Open-Source Movies

As the cost of computing power drops, computer animation is coming within the grasp of more and more people. Although it is becoming conceivable for an individual to carry out all phases of movie production, few people are interested or talented in all the aspects of film production. Some people have a story they want to tell, but can't choose their own clothes very well, let alone choose effective costumes for their cast.
What's needed is a framework in which creative contributions can be swapped in and out independently. As with version control systems for computer software source code, it should be possible to have multiple variations (or branches) available simultaneously for comparison.
These are some aspects of movie production that should be allowed to vary independently: overall story, the breaking up of the story into scenes, scene selection and order, overall mood and architectural style, how the characters move around within scenes, character design, costumes, lighting.

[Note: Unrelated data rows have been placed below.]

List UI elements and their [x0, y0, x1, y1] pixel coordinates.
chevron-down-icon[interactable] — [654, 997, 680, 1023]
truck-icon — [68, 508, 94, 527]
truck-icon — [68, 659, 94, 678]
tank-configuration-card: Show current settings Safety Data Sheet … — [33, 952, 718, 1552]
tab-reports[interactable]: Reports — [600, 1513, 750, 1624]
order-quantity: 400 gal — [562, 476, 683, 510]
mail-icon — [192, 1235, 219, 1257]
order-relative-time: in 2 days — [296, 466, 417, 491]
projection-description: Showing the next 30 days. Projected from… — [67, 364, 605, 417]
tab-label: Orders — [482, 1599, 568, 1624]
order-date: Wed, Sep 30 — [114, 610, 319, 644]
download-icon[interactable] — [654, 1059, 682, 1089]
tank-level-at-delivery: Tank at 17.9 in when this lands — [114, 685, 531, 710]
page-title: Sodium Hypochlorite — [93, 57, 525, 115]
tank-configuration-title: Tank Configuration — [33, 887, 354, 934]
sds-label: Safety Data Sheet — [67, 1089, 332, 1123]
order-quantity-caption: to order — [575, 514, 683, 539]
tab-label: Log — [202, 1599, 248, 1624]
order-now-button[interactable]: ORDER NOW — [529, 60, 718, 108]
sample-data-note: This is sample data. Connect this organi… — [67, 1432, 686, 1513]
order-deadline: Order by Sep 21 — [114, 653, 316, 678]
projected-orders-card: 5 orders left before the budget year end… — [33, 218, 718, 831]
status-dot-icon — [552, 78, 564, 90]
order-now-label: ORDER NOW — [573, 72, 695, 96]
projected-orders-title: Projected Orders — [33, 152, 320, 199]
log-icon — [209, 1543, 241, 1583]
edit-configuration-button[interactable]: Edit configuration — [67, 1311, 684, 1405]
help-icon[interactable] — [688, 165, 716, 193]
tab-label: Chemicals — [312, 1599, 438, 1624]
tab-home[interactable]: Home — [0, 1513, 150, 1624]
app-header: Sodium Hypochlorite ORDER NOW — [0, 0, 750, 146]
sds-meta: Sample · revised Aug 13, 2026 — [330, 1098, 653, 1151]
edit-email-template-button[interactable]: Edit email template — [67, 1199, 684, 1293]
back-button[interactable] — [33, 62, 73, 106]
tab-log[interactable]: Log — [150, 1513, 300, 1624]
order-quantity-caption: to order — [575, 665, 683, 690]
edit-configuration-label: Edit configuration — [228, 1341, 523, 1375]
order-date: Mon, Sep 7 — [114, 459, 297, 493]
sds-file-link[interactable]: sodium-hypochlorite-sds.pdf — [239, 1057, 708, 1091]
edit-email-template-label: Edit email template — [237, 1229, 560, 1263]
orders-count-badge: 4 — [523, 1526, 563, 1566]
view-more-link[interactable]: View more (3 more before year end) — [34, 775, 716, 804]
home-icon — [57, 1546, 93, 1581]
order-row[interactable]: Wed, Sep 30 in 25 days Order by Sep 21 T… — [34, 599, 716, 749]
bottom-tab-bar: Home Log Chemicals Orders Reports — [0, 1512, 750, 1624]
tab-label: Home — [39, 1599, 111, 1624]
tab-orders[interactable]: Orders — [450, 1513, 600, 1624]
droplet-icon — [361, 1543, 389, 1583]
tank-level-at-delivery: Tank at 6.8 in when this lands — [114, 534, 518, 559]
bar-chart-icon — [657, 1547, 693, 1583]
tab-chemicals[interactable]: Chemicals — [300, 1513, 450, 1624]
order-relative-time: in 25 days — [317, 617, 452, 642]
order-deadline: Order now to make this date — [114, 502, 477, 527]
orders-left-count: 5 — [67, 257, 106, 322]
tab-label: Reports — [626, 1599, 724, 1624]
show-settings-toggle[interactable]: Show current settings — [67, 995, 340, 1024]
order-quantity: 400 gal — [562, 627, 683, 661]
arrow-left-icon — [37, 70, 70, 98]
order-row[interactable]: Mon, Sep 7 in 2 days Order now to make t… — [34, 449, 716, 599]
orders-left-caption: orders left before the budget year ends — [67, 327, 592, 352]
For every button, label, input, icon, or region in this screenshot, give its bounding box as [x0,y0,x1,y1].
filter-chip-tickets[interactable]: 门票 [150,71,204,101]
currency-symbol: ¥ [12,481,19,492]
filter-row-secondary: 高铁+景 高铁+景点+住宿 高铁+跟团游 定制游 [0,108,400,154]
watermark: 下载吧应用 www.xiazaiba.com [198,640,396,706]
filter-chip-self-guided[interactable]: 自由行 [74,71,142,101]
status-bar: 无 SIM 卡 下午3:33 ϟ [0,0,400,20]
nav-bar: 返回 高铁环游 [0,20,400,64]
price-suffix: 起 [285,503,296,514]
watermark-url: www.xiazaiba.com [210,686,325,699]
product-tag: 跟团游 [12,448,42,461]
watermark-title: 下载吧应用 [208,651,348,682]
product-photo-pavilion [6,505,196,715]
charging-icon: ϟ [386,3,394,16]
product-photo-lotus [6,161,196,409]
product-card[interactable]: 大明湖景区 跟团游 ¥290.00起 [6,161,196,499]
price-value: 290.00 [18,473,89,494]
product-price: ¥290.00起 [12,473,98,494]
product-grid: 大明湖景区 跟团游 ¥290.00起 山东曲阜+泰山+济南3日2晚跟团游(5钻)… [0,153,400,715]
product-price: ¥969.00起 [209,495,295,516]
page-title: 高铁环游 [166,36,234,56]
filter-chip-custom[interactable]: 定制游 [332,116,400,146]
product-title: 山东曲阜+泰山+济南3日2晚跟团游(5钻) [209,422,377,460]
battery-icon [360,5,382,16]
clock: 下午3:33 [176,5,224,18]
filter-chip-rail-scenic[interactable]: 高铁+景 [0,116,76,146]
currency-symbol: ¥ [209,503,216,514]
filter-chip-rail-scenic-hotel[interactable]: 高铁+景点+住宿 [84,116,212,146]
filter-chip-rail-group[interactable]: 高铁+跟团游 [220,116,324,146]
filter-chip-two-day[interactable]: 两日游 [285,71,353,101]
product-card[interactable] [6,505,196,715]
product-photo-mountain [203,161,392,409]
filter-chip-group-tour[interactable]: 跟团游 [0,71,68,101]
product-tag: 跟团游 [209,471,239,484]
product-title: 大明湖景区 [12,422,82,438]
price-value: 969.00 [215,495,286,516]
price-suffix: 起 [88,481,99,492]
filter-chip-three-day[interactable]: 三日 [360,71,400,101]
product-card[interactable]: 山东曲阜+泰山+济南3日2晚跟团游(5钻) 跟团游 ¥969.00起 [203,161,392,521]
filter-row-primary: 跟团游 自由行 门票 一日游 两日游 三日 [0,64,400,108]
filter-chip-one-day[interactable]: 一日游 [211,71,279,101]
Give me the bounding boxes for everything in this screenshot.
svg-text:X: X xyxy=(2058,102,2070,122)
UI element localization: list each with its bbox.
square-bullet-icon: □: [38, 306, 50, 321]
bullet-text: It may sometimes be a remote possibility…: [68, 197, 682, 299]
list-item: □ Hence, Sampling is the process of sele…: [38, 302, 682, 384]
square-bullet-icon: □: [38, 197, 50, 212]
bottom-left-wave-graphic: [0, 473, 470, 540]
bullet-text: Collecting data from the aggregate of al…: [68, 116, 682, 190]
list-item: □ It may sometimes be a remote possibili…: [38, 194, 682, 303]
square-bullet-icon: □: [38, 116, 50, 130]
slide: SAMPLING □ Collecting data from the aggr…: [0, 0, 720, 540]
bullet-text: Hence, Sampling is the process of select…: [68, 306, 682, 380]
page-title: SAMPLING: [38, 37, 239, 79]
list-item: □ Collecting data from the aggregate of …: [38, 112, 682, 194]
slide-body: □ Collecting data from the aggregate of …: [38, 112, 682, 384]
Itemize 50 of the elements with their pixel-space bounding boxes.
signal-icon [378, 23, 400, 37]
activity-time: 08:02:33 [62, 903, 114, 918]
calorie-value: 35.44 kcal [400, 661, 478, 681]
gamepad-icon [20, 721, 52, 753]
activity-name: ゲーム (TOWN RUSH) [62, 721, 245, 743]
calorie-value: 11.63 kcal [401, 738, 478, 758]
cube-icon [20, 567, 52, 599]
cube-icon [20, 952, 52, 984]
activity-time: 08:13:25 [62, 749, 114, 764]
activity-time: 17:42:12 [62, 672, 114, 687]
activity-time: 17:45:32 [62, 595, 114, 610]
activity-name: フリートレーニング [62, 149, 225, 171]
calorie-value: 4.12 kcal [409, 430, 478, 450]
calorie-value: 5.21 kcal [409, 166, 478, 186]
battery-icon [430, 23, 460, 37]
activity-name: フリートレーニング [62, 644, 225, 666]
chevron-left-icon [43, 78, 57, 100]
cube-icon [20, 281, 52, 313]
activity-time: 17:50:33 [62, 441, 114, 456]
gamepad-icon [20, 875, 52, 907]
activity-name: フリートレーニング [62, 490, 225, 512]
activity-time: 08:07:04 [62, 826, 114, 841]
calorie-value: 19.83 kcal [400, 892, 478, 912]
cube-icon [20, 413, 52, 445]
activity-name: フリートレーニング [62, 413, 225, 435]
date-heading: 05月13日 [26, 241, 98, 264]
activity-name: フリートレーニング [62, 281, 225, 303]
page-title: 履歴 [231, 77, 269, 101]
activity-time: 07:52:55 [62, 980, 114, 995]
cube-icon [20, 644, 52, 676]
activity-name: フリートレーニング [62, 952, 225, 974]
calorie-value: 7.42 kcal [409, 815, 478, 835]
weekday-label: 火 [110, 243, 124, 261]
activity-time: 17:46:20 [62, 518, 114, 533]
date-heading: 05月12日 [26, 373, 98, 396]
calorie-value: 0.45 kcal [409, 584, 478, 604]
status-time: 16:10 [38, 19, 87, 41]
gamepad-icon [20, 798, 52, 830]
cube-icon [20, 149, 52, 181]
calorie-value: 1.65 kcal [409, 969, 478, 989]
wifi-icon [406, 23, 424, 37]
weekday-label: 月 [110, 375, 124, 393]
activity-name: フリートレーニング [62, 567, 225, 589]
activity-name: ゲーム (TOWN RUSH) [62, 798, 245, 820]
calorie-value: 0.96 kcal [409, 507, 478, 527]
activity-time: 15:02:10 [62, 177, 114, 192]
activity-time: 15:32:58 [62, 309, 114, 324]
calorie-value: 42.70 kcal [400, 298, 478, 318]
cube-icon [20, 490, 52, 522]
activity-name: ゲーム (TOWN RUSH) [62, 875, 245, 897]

It should be possible to package aspects of a production for re-use in other productions, e.g. there should be a large library of human, animal and alien models to draw on for characters. Think about models as if they were typographical characters. Just as text can be emboldened or italicised, character models should have parameters for plumpness, health, hair pattern and colour, skin tone, etc. Some parameters such as "health" would control multiple model parameters. It should also be possible to package common modifications in such a way that they can be manipulated independently and applied to a greater or lesser degree to characters. For instance, let's say some of the characters on a show come down with a disease; they get purple spots in a certain pattern, and appear increasingly aged as the disease progresses. Abstracting the disease as a pattern that can be moved from character to character and even to other movies is powerful.
In the same way, complex series of actions should also be abstracted. Some examples of actions are:
character applies geisha makeup (thus self-modifying)
character moves sheets aside and gets out of bed
character eats an oyster
Styles of movement should also be independently variable. Characters might have an underlying movement style that reflects their personality, with overlays indicating present mood. Does one eat one's oyster timidly or fling it back with panache?

Stepping back for a moment, let's consider the implications of being able to define and encapsulate the motions that indicate "panache", whether in the context of oyster-eating or otherwise. There have been many attempts to describe the physical expression of emotion: Acting and dancing instructors have devised numerous notations for describing movement, which generally fail to capture the humanity of a performance. The problem, I would argue, has been that artists must fail when they attempt to create deterministic systems becase they're insufficiently geeky. Geeks, on the other hand, have already given us emotionally evocative computer graphic performances such as Shrek and the Pixar short about the Snowman in the Snowglobe. Emotion is an emergent property of a very complex system. It's not that you can't describe its effects with numbers, but you do need a lot of numbers.

Getting back on topic, we also want libraries of clothes and all the objects one sees in everyday life and in the rest of the world, and places and weather; the moon, sun and stars, the secret places inside molecules and the empty reaches between superclusters of galaxies. We want to be able to step back far enough to see the texture of the universe, if that strikes the auteur's fancy.
On costume: certain generic costume libraries might have parameters such as "period". Then if you dress a character as, say, a pirate captain and adjust the period to 1985, he'll look like a Wall Street buyout artist. Keep in mind that it should also be possible to make one-off costumes without parameters. Likewise some costumes will change size to fit the character, others will always stay the same size, no matter how ridiculous they look.

Open-Source Considerations

It would be possible to use this sort of source control system in a commercial studio to produce many different versions of a film for different markets. For instance, the middle-American version would have a happy ending, in the bicoastal and European version everyone dies of ennui, and the Far East version is a comedy.

However, artists often like to create art for the sake of creating it; and this sort of system would give everyone a chance to do what they do best without studio executives preventing them at every turn. And if one artist falls short in some areas, another can improve on only their weak points without destroying the good. A third who is weak at actual production but who has patience and good taste could edit and combine the best of multiple branches of a work.

Computer Cartoon Animation

One of the central goals of computational semiotics is to provide an author with the tools to create messages that have desired effects in the minds of the messages' viewers.

Over the last few yers it has seemed that the goal of computer graphics as seen in games and movies has been to create increasingly realistic portrayals of alternative realities. I would like to shift the focus to creating increasingly vivid emotions and ideas in the viewer's mind.

Currently, computers create moving pictures of solid objects, e.g. in video games by conceiving of each object as a group of simple solids. Each pixel on the screen is generated by following a ray from the viewer's eye through that pixel to the first solid it hits, then determining the appropriate colour for the pixel based on the shape's orientation and relationship to light sources.

  This approach is generates progressively better results as processors become more powerful and each object can be modelled with more polygons. However, at the time of this writing, a skilled animator can still create images that are in some ways more vivid and attractive than ray-traced images. What if the computer used the same process as a human animator to produce images? Shapes would be thought of in terms of their boundary lines, which would be drawn actively in the scene, instead of passively considering each pixel. (It might be desirable to generate some pixel elements one way, some the other.)